Bei „kleiner schminken“ fällt mir ein, dass einer meiner Lieblingsdamenabende, die meine reizenden Freundinnen und ich regelmäßig zu veranstalten pflegten, unter dem Motto „Unvorteilhaft“ stand. Wir hatten uns alle die Augen kleiner, in meinem Beispiel sogar quasi weggeschminkt, die Haare in alberne 80er-Jahre-Putze gelegt, trugen keine BHs, Leggings und, in einem Fall, eine zu enge Hose, die die Betroffene mit dem Begriff „Camellips“ ankündigte, wodurch sie für immer auf meiner Beste-Sprüche-des-Jahrtausends-Liste verankert bleiben wird.
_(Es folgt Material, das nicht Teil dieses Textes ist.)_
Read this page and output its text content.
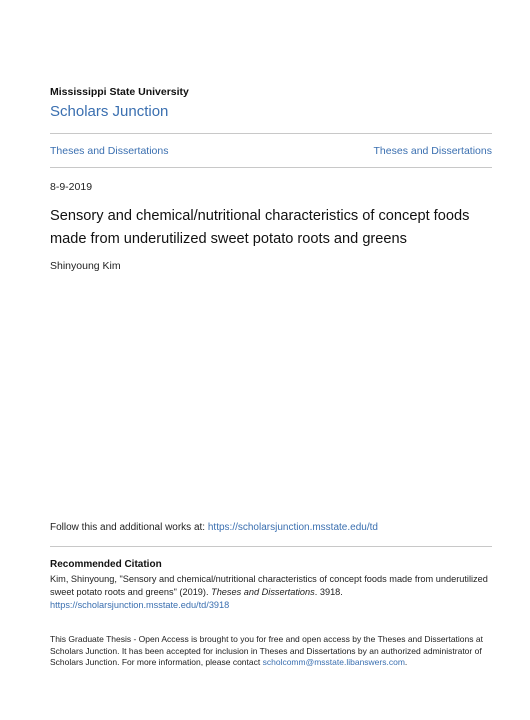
Mississippi State University
Scholars Junction
Theses and Dissertations	Theses and Dissertations
8-9-2019
Sensory and chemical/nutritional characteristics of concept foods made from underutilized sweet potato roots and greens
Shinyoung Kim
Follow this and additional works at: https://scholarsjunction.msstate.edu/td
Recommended Citation
Kim, Shinyoung, "Sensory and chemical/nutritional characteristics of concept foods made from underutilized sweet potato roots and greens" (2019). Theses and Dissertations. 3918.
https://scholarsjunction.msstate.edu/td/3918
This Graduate Thesis - Open Access is brought to you for free and open access by the Theses and Dissertations at Scholars Junction. It has been accepted for inclusion in Theses and Dissertations by an authorized administrator of Scholars Junction. For more information, please contact scholcomm@msstate.libanswers.com.
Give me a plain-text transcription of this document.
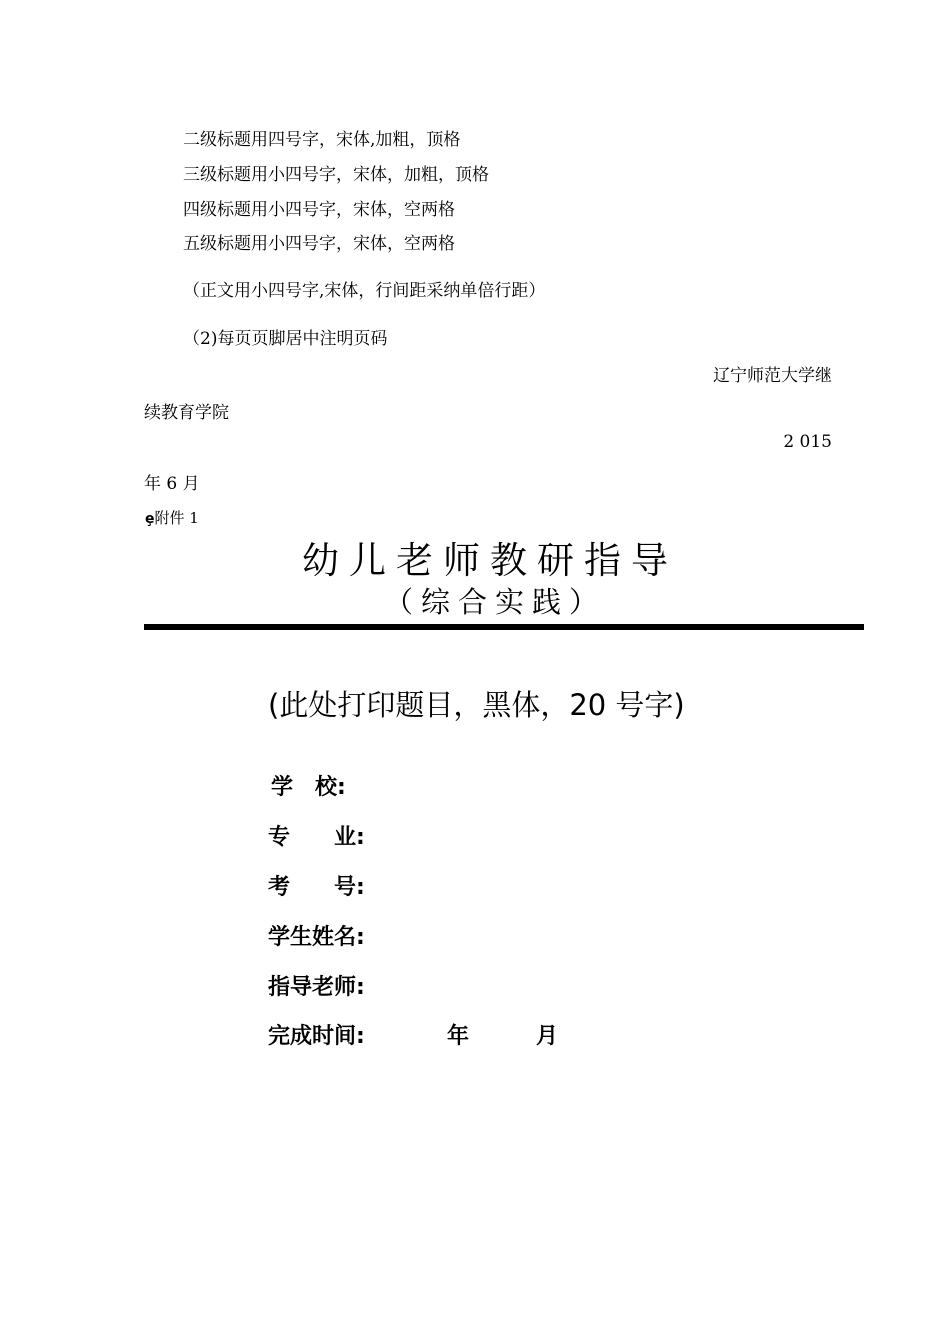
二级标题用四号字，宋体,加粗，顶格
三级标题用小四号字，宋体，加粗，顶格
四级标题用小四号字，宋体，空两格
五级标题用小四号字，宋体，空两格
（正文用小四号字,宋体，行间距采纳单倍行距）
（2)每页页脚居中注明页码
辽宁师范大学继
续教育学院
2 015
年 6 月
ȩ附件 1
幼儿老师教研指导
（综合实践）
(此处打印题目，黑体，20 号字)
学　校:
专　　业:
考　　号:
学生姓名:
指导老师:
完成时间:	年	月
Nicht erst bei dieser Veranstaltung habe ich übrigens festgestellt, dass ich ohne meinen – im Gegensatz zum Rokoko-moderaten Farb- und Raffkladderadatsch nicht aussehe wie eine AOK-Naturkosmetik-Frau oder eine brasilianische Sambagrazien-Naturschönheit. Eher wie ein freundlicher niedersächsischer Weichkäse. Was im Umkehrschluss vermutlich bedeutet, dass ich mir ebenfalls große Augen und eine Samba-Figur zu mogeln versuche, weil ich genetisch genauso gepolt bin wie alle anderen und total verstrahlt vom landläufigen Schönheitsbild. Aber die Zeit der niedersächsischen Weichkäse wird schon noch kommen. Und hernach werde ich auch so eine ganz Natürliche werden, die aus der Dusche springt, sich in einen Leinensack hüllt, nach einem flüchtigen Griff durch die nassen Haare auf die Straße flitzt und durch die dicke Brille lustig die Herausforderungen des modernen Lebens anblinzelt. Und aus meinen BHs habe ich dann längst sinnvolle Hundebaby-Hängematten gebastelt.